The myxobacteria ("slime bacteria") are a group of bacteria that predominantly live in the soil and feed on insoluble organic substances. The myxobacteria have very large genomes relative to other bacteria, e.g. 9–10 million nucleotides except for Anaeromyxobacter and Vulgatibacter. One species of myxobacteria, Minicystis rosea, has the largest known bacterial genome with over 16 million nucleotides. The second largest is another myxobacteria Sorangium cellulosum. Myxobacteria are included among the delta group of proteobacteria, a large taxon of Gram-negative forms.
Myxobacteria can move by gliding. They typically travel in swarms (also known as wolf packs), containing many cells kept together by intercellular molecular signals.

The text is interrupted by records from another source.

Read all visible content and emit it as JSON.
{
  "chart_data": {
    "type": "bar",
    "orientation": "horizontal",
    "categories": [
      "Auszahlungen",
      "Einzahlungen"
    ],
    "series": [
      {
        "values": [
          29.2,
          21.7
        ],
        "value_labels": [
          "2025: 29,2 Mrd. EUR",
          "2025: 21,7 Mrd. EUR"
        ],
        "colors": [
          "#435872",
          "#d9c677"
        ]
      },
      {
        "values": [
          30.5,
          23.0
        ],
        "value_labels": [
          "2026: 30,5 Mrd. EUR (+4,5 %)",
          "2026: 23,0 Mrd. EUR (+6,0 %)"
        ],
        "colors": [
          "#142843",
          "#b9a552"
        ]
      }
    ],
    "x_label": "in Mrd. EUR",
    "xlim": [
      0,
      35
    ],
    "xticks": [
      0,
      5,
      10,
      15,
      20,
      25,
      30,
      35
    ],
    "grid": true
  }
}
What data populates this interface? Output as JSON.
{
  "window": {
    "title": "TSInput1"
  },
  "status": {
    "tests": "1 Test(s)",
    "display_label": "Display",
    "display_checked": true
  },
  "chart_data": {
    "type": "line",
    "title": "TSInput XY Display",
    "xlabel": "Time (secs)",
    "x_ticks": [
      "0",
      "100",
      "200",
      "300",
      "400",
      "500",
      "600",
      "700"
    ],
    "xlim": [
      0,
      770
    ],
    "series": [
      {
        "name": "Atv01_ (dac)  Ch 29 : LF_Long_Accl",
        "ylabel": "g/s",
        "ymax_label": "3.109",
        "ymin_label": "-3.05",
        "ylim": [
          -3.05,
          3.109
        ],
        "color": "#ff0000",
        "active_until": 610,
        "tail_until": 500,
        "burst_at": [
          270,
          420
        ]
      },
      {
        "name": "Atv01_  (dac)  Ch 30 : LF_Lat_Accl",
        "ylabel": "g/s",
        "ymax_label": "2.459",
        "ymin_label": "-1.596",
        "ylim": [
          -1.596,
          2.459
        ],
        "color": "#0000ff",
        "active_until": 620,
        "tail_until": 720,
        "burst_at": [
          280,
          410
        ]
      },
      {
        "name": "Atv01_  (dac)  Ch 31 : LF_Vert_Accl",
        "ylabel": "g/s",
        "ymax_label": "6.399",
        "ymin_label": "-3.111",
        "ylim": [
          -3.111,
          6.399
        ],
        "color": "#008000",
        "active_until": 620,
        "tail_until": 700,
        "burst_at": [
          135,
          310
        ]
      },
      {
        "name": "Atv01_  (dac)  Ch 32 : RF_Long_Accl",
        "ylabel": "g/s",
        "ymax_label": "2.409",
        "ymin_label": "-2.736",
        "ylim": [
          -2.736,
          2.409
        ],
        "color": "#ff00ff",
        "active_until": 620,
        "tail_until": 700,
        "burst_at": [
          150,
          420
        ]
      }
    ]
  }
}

Individuals benefit from aggregation as it allows accumulation of the extracellular enzymes that are used to digest food; this in turn increases feeding efficiency. Myxobacteria produce a number of biomedically and industrially useful chemicals, such as antibiotics, and export those chemicals outside the cell.

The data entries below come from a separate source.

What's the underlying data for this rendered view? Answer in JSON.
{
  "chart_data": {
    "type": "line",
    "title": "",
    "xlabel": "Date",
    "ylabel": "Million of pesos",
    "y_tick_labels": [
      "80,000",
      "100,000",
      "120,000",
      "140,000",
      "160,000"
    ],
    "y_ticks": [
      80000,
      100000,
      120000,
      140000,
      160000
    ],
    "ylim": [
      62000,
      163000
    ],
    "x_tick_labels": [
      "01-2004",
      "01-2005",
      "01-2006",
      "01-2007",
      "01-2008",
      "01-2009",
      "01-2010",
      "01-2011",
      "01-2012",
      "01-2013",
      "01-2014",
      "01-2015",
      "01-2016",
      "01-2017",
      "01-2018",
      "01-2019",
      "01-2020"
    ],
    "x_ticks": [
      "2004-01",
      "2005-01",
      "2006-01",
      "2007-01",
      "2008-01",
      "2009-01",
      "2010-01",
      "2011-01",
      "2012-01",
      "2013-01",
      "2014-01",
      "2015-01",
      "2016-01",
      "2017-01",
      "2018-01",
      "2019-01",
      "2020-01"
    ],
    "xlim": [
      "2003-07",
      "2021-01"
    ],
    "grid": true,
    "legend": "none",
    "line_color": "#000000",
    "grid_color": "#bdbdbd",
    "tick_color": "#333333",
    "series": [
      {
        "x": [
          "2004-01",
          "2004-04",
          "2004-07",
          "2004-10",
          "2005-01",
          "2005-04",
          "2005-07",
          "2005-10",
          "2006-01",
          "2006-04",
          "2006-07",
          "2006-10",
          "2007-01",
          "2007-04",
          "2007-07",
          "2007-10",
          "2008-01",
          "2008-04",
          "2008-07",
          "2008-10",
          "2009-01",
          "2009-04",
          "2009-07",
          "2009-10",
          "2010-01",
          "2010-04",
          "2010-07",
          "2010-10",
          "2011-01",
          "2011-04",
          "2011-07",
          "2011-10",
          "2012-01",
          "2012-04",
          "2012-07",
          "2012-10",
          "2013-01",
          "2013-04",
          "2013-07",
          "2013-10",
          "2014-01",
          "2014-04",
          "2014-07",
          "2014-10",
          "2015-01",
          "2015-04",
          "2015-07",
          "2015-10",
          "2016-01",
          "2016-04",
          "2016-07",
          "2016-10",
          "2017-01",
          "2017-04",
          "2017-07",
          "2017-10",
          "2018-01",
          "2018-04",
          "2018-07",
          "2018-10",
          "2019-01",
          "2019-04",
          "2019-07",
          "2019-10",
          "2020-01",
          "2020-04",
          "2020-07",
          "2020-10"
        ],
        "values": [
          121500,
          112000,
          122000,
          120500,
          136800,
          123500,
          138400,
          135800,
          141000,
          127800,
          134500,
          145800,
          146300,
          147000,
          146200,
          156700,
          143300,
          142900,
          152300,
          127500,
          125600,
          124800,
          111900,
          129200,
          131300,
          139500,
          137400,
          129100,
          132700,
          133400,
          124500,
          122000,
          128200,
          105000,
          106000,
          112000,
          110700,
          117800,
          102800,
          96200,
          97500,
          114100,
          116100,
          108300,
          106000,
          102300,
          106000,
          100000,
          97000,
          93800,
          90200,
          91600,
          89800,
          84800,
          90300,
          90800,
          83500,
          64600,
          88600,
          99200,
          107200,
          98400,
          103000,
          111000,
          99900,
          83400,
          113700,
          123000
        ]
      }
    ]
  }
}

When nutrients are scarce, myxobacterial cells aggregate into fruiting bodies (not to be confused with those in fungi), a process long-thought to be mediated by chemotaxis but now considered to be a function of a form of contact-mediated signaling. These fruiting bodies can take different shapes and colors, depending on the species. Within the fruiting bodies, cells begin as rod-shaped vegetative cells, and develop into rounded myxospores with thick cell walls. These myxospores, analogous to spores in other organisms, are more likely to survive until nutrients are more plentiful. The fruiting process is thought to benefit myxobacteria by ensuring that cell growth is resumed with a group (swarm) of myxobacteria, rather than as isolated cells. Similar life cycles have developed among certain amoebae, called cellular slime molds.

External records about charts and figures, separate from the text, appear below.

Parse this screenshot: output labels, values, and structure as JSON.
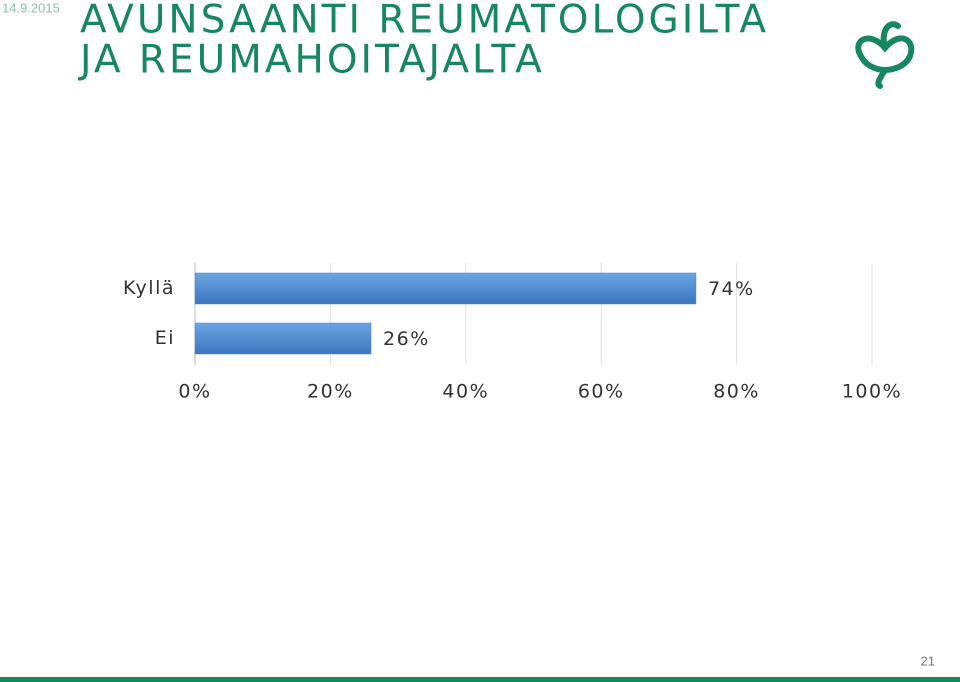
{
  "slide": {
    "date": "14.9.2015",
    "page_number": "21"
  },
  "chart_data": {
    "type": "bar",
    "orientation": "horizontal",
    "title": [
      "AVUNSAANTI REUMATOLOGILTA",
      "JA REUMAHOITAJALTA"
    ],
    "categories": [
      "Kyllä",
      "Ei"
    ],
    "values": [
      74,
      26
    ],
    "value_labels": [
      "74%",
      "26%"
    ],
    "color": "#4a8ad3",
    "xlim": [
      0,
      100
    ],
    "xticks": [
      {
        "value": 0,
        "label": "0%"
      },
      {
        "value": 20,
        "label": "20%"
      },
      {
        "value": 40,
        "label": "40%"
      },
      {
        "value": 60,
        "label": "60%"
      },
      {
        "value": 80,
        "label": "80%"
      },
      {
        "value": 100,
        "label": "100%"
      }
    ],
    "grid": true
  }
}
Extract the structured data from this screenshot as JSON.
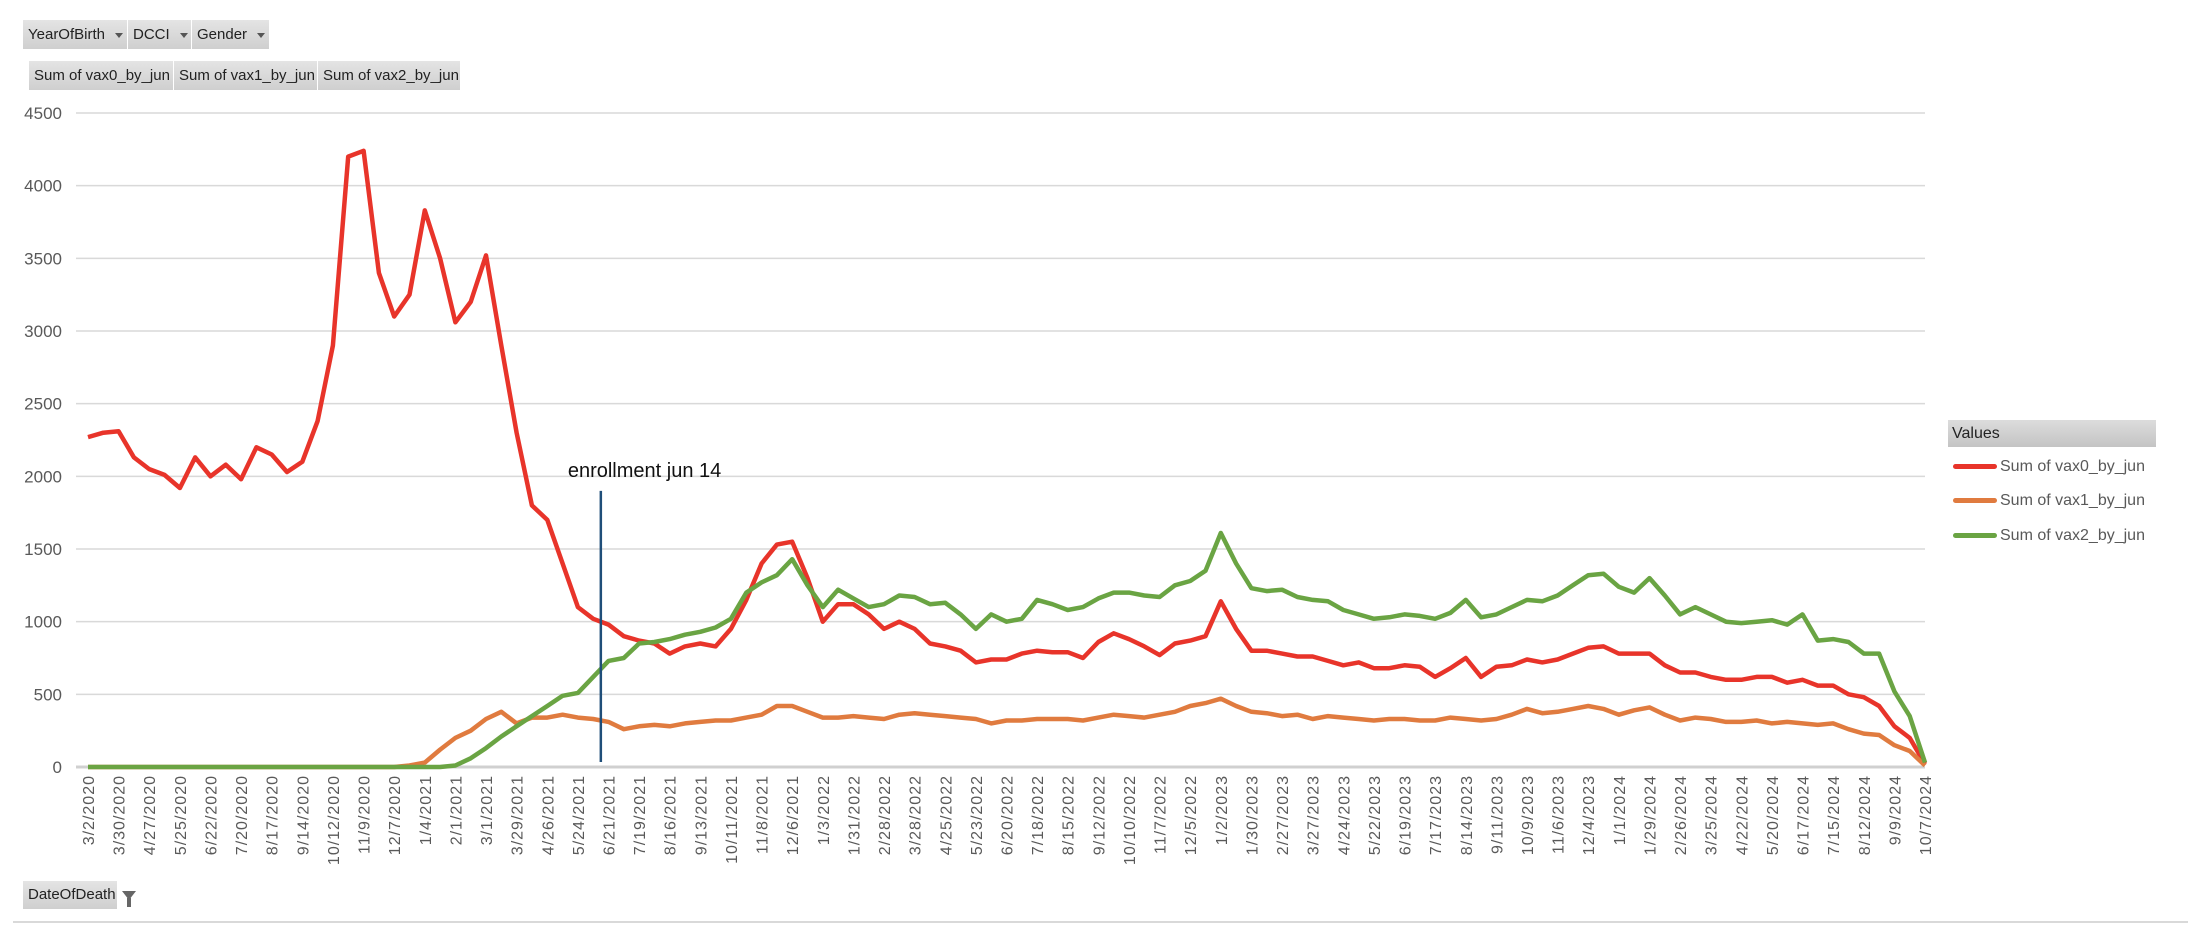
{
  "filters": {
    "row_fields": [
      {
        "label": "YearOfBirth"
      },
      {
        "label": "DCCI"
      },
      {
        "label": "Gender"
      }
    ],
    "value_fields": [
      {
        "label": "Sum of vax0_by_jun"
      },
      {
        "label": "Sum of vax1_by_jun"
      },
      {
        "label": "Sum of vax2_by_jun"
      }
    ],
    "axis_field": {
      "label": "DateOfDeath"
    }
  },
  "legend": {
    "title": "Values"
  },
  "chart_data": {
    "type": "line",
    "title": "",
    "xlabel": "",
    "ylabel": "",
    "ylim": [
      0,
      4500
    ],
    "yticks": [
      "0",
      "500",
      "1000",
      "1500",
      "2000",
      "2500",
      "3000",
      "3500",
      "4000",
      "4500"
    ],
    "ytick_values": [
      0,
      500,
      1000,
      1500,
      2000,
      2500,
      3000,
      3500,
      4000,
      4500
    ],
    "grid": true,
    "legend_position": "right",
    "x_start": "3/2/2020",
    "x_end": "10/7/2024",
    "x_total_weeks": 240,
    "x_step_weeks": 2,
    "xtick_labels": [
      "3/2/2020",
      "3/30/2020",
      "4/27/2020",
      "5/25/2020",
      "6/22/2020",
      "7/20/2020",
      "8/17/2020",
      "9/14/2020",
      "10/12/2020",
      "11/9/2020",
      "12/7/2020",
      "1/4/2021",
      "2/1/2021",
      "3/1/2021",
      "3/29/2021",
      "4/26/2021",
      "5/24/2021",
      "6/21/2021",
      "7/19/2021",
      "8/16/2021",
      "9/13/2021",
      "10/11/2021",
      "11/8/2021",
      "12/6/2021",
      "1/3/2022",
      "1/31/2022",
      "2/28/2022",
      "3/28/2022",
      "4/25/2022",
      "5/23/2022",
      "6/20/2022",
      "7/18/2022",
      "8/15/2022",
      "9/12/2022",
      "10/10/2022",
      "11/7/2022",
      "12/5/2022",
      "1/2/2023",
      "1/30/2023",
      "2/27/2023",
      "3/27/2023",
      "4/24/2023",
      "5/22/2023",
      "6/19/2023",
      "7/17/2023",
      "8/14/2023",
      "9/11/2023",
      "10/9/2023",
      "11/6/2023",
      "12/4/2023",
      "1/1/2024",
      "1/29/2024",
      "2/26/2024",
      "3/25/2024",
      "4/22/2024",
      "5/20/2024",
      "6/17/2024",
      "7/15/2024",
      "8/12/2024",
      "9/9/2024",
      "10/7/2024"
    ],
    "series": [
      {
        "name": "Sum of vax0_by_jun",
        "color": "#e8342a",
        "values": [
          2270,
          2300,
          2310,
          2130,
          2050,
          2010,
          1920,
          2130,
          2000,
          2080,
          1980,
          2200,
          2150,
          2030,
          2100,
          2380,
          2900,
          4200,
          4240,
          3400,
          3100,
          3250,
          3830,
          3500,
          3060,
          3200,
          3520,
          2900,
          2300,
          1800,
          1700,
          1400,
          1100,
          1020,
          980,
          900,
          870,
          850,
          780,
          830,
          850,
          830,
          950,
          1150,
          1400,
          1530,
          1550,
          1300,
          1000,
          1120,
          1120,
          1050,
          950,
          1000,
          950,
          850,
          830,
          800,
          720,
          740,
          740,
          780,
          800,
          790,
          790,
          750,
          860,
          920,
          880,
          830,
          770,
          850,
          870,
          900,
          1140,
          950,
          800,
          800,
          780,
          760,
          760,
          730,
          700,
          720,
          680,
          680,
          700,
          690,
          620,
          680,
          750,
          620,
          690,
          700,
          740,
          720,
          740,
          780,
          820,
          830,
          780,
          780,
          780,
          700,
          650,
          650,
          620,
          600,
          600,
          620,
          620,
          580,
          600,
          560,
          560,
          500,
          480,
          420,
          280,
          200,
          20
        ]
      },
      {
        "name": "Sum of vax1_by_jun",
        "color": "#e07b3f",
        "values": [
          0,
          0,
          0,
          0,
          0,
          0,
          0,
          0,
          0,
          0,
          0,
          0,
          0,
          0,
          0,
          0,
          0,
          0,
          0,
          0,
          0,
          10,
          30,
          120,
          200,
          250,
          330,
          380,
          300,
          340,
          340,
          360,
          340,
          330,
          310,
          260,
          280,
          290,
          280,
          300,
          310,
          320,
          320,
          340,
          360,
          420,
          420,
          380,
          340,
          340,
          350,
          340,
          330,
          360,
          370,
          360,
          350,
          340,
          330,
          300,
          320,
          320,
          330,
          330,
          330,
          320,
          340,
          360,
          350,
          340,
          360,
          380,
          420,
          440,
          470,
          420,
          380,
          370,
          350,
          360,
          330,
          350,
          340,
          330,
          320,
          330,
          330,
          320,
          320,
          340,
          330,
          320,
          330,
          360,
          400,
          370,
          380,
          400,
          420,
          400,
          360,
          390,
          410,
          360,
          320,
          340,
          330,
          310,
          310,
          320,
          300,
          310,
          300,
          290,
          300,
          260,
          230,
          220,
          150,
          110,
          10
        ]
      },
      {
        "name": "Sum of vax2_by_jun",
        "color": "#6aa443",
        "values": [
          0,
          0,
          0,
          0,
          0,
          0,
          0,
          0,
          0,
          0,
          0,
          0,
          0,
          0,
          0,
          0,
          0,
          0,
          0,
          0,
          0,
          0,
          0,
          0,
          10,
          60,
          130,
          210,
          280,
          350,
          420,
          490,
          510,
          620,
          730,
          750,
          850,
          860,
          880,
          910,
          930,
          960,
          1020,
          1200,
          1270,
          1320,
          1430,
          1250,
          1100,
          1220,
          1160,
          1100,
          1120,
          1180,
          1170,
          1120,
          1130,
          1050,
          950,
          1050,
          1000,
          1020,
          1150,
          1120,
          1080,
          1100,
          1160,
          1200,
          1200,
          1180,
          1170,
          1250,
          1280,
          1350,
          1610,
          1400,
          1230,
          1210,
          1220,
          1170,
          1150,
          1140,
          1080,
          1050,
          1020,
          1030,
          1050,
          1040,
          1020,
          1060,
          1150,
          1030,
          1050,
          1100,
          1150,
          1140,
          1180,
          1250,
          1320,
          1330,
          1240,
          1200,
          1300,
          1180,
          1050,
          1100,
          1050,
          1000,
          990,
          1000,
          1010,
          980,
          1050,
          870,
          880,
          860,
          780,
          780,
          520,
          350,
          30
        ]
      }
    ],
    "annotations": [
      {
        "text": "enrollment jun 14",
        "x_week": 67,
        "y_top": 1900,
        "color": "#1f4e79"
      }
    ]
  }
}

Various myxobacterial species as sketched by Roland Thaxter in 1892: Chondromyces crocatus (figs. 1–11), Stigmatella aurantiaca (figs. 12–19 and 25-28), Melittangium lichenicola (figs. 20–23), Archangium gephyra (fig. 24), Myxococcus coralloides (figs. 29-33), Polyangium vitellinum (figs. 34-36), and Myxococcus fulvus (figs. 37-41). Thaxter was the first taxonomist to recognize the bacterial nature of the myxobacteria. Previously, they had been misclassified as members of the fungi imperfecti.